California lawmakers killed a bill Thursday that would have allowed government lawyers to sue social-media companies for features that allegedly harm children by causing them to become addicted, The Wall Street Journal reported.
According to The Wall Street Journal, the measure would have given the attorney general, local district attorneys and city attorneys in the biggest California cities authority to try to hold social-media companies liable in court for features that knew or should have known could addict minors. Among those targeted could have been Facebook and Instagram parent Meta Platforms, Inc., Snapchat parent Snap Inc., and TikTok, owned by Chinese company ByteDance Ltd.
In June of 2022, Meta (parent company of Facebook and Instagram) was facing eight lawsuits filed in courthouses across the US that allege that excessive exposure to platforms including Facebook and Instagram has led to attempted or actual suicides, eating disorders and sleeplessness, among other issues. More specifically, the lawsuits claim that the company built algorithms into its platforms that lure young people into destructive behavior.

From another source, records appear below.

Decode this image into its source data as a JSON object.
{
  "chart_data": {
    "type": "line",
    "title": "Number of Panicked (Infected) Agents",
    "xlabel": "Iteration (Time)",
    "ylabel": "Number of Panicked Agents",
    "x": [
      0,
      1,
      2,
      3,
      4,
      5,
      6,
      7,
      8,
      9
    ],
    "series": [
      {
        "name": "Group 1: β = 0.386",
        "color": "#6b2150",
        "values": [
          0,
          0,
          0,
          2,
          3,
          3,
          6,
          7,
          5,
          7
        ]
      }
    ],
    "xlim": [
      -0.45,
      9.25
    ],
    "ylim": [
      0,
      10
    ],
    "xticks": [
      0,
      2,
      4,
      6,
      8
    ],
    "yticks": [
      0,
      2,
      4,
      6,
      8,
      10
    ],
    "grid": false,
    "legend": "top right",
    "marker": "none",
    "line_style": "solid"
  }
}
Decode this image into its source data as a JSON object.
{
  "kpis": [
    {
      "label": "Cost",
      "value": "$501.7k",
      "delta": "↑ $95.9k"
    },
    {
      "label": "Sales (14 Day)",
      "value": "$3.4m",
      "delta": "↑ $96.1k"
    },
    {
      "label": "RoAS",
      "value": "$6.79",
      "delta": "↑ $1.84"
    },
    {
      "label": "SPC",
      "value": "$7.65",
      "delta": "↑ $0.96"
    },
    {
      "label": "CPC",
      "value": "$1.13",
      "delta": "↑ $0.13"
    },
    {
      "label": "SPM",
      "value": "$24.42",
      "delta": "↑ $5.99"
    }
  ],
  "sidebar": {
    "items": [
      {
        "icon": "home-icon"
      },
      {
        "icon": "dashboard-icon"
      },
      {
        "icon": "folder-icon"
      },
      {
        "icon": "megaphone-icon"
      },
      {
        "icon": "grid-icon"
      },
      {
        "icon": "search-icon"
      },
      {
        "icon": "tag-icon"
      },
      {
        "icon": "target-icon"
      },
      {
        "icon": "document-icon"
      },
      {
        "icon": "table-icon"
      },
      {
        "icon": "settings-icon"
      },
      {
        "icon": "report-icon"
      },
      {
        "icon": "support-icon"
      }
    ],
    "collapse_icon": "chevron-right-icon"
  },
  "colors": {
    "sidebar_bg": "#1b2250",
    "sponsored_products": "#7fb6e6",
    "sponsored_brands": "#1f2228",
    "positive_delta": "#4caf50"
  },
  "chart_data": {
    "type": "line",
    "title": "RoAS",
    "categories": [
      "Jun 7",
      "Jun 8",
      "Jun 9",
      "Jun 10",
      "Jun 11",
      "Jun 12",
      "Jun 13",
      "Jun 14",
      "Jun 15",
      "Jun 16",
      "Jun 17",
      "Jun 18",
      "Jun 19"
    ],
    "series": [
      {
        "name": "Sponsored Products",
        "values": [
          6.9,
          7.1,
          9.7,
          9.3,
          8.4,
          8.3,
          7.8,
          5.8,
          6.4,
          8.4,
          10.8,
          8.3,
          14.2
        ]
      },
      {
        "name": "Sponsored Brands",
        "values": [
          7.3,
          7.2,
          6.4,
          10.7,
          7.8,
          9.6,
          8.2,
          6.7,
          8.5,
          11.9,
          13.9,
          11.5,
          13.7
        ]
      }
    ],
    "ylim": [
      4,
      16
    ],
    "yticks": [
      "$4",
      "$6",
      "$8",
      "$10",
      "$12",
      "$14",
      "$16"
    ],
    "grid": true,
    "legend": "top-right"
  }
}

The Wall Street Journal also reported that the bill died in the appropriations committee of the California state senate through a process known as the suspense file, in which lawmakers can halt the progress of dozens or even hundreds of potentially controversial bills without a public vote, based on their possible fiscal impact.
The death of the bill comes after social media companies worked aggressively to stop the bill, arguing that it would lead to hundreds of millions of dollars in liability and potentially prompt them to abandon the youth market nationwide. Meta, Twitter Inc., and Snap all had individually lobbied against the measure according to state lobbying disclosures.
This doesn’t mean that a similar bill cannot be passed by the federal government. Politico reported earlier this month that the Commerce Committee advanced the floor considerations for two bills: It approved the Children and Teens’ Online Privacy Protection Act on a voice vote and the Kids Online Safety Act by a unanimous 28-0.
According to Politico, The Kids Online Safety Act was co-sponsored by Richard Blumenthal (Democrat – Connecticut) and Marsha Blackburn (Republican – Tennessee). That bill, if passed, would require social media platforms to allow kids and their parents to opt out of content algorithms that have fed them harmful content and disable addictive product features.
The Children and Teens’ Online Privacy Protection Act was sponsored by Bill Cassidy (Republican – Louisiana) and Ed Markey (Democrat – Massachusetts). That bill, if passed, would extend existing privacy protections for preteens to children up to age 16 and bans ads from targeting them. It would also give kids and their parents the right to delete information that online platforms have about them.
Personally, I think that parents of children and teenagers who have allowed their kids to use social media should have complete control over preventing the social media companies from gathering data on their children. Huge social media companies need to find other ways of sustaining revenue that doesn’t involved mining underage people in the hopes of gaining money from ads.